In fall the windows behind her darkened and filled with squares of yellow light before the plates were cleared, and strangers at their own dinners could be seen moving briefly through these squares. In the living room, on the coffee table before the sealed fireplace, were a dozen red roses—black red roses with thick leaves and brown thorns that thinned at their sharp points to the dull white color of fingernails. Entering the apartment this morning, their mother had had a brief, silly notion that they’d come for her, and along with the blinding pleasure the thought had given her there came, too, a sure resolve to change her life: for surely if he’d sent a dozen roses to her here he was not the man she’d married.
“From Fred,” Aunt May had whispered. “He bought them for me.”
Out on the street with her, with orange marshmallow pumpkins half-eaten in their hands, the children studied him more carefully when he paused to lift his blue/gray cap and to admire once again her two nieces and her nephew. He said, “Saturday evening, then?” when they parted, and in the cool sunlight on the opposite side of the street Aunt May lifted both girls’ free hands and rubbed them pinky to thumb against each other and then for a moment tucked their outspread arms beneath her own.
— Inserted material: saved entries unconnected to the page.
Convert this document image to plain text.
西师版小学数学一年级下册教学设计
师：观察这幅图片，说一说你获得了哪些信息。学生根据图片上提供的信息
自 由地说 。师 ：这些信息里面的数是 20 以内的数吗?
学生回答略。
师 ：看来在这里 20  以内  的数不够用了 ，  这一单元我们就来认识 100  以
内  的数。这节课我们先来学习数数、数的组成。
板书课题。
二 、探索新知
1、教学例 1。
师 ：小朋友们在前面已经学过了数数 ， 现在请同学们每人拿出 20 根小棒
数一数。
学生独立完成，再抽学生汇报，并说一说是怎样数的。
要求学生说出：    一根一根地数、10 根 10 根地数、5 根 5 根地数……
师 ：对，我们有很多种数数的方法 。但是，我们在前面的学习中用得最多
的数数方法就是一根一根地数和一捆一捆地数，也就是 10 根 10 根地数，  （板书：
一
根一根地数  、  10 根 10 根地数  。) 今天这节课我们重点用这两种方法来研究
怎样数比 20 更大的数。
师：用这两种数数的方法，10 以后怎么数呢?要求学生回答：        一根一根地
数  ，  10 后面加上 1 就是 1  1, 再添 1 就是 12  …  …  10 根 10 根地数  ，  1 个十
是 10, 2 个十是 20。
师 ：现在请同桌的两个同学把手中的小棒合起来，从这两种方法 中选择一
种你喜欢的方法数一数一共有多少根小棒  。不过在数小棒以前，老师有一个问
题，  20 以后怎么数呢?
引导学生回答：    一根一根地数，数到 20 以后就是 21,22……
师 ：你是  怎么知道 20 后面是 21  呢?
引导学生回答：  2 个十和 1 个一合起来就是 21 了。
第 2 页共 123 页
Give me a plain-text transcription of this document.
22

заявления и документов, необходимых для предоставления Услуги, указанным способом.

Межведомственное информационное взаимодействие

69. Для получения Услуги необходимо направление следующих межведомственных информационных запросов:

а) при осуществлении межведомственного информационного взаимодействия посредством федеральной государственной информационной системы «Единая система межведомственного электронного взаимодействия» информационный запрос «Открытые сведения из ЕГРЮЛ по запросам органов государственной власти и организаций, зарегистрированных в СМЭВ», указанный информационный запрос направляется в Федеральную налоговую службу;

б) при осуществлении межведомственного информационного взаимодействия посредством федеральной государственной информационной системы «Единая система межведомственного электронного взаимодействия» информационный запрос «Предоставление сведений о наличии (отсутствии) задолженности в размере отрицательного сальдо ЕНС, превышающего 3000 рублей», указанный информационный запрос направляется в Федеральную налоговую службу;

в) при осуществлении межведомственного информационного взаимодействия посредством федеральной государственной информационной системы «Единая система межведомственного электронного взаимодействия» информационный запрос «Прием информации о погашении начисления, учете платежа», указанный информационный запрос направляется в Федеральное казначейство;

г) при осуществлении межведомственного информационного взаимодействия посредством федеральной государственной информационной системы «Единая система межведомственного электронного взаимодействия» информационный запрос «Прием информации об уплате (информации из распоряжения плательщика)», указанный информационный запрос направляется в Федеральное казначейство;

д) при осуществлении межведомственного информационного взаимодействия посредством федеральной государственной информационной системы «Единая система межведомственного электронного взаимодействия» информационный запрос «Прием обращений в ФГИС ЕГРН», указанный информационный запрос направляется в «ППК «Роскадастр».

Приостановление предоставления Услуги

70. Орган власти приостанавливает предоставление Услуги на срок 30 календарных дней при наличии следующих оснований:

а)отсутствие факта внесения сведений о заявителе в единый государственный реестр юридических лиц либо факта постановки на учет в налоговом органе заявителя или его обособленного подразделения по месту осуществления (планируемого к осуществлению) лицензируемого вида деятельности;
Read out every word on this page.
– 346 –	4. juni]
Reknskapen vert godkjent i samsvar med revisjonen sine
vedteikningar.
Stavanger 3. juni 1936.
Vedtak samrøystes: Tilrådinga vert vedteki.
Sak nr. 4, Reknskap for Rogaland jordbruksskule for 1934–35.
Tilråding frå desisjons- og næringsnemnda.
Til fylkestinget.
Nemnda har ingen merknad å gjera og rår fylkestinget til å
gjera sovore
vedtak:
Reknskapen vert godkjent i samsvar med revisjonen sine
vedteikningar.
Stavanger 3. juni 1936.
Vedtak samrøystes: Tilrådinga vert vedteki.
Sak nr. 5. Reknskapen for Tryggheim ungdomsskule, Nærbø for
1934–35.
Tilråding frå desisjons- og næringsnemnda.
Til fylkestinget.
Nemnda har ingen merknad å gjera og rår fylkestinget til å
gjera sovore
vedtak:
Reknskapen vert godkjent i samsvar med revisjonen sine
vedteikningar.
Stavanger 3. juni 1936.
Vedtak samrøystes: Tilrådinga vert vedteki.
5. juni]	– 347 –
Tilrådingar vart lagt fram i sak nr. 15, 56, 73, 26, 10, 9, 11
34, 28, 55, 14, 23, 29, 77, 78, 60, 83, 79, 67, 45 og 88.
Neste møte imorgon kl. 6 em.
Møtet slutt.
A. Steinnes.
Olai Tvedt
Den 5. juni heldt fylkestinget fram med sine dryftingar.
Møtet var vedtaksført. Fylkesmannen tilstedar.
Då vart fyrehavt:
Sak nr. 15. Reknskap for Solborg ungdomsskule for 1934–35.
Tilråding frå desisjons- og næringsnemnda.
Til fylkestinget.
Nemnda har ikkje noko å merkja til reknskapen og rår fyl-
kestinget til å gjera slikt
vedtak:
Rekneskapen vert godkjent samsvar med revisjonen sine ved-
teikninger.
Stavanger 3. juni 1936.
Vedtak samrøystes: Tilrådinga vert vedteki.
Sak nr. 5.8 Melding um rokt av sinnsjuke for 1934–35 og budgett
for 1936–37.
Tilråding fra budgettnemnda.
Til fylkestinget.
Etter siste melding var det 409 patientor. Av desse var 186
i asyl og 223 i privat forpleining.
“Isn’t your brother a handsome boy?” she said suddenly and the boy lowered his closely cropped head, only the history of his affection keeping him from despising her at that moment. “You are your mother’s treasures,” she said. “You three.” But then she let up on that (one of the best things about her, the boy thought, was that she knew when and how to let up on such things) and she allowed the girls to take back their hands and their arms and to continue walking as they had been before the mailman had appeared on the opposite corner and, leaving his cart with its brown leather satchel filled with magazines and letters behind him, quickened his pace to meet them.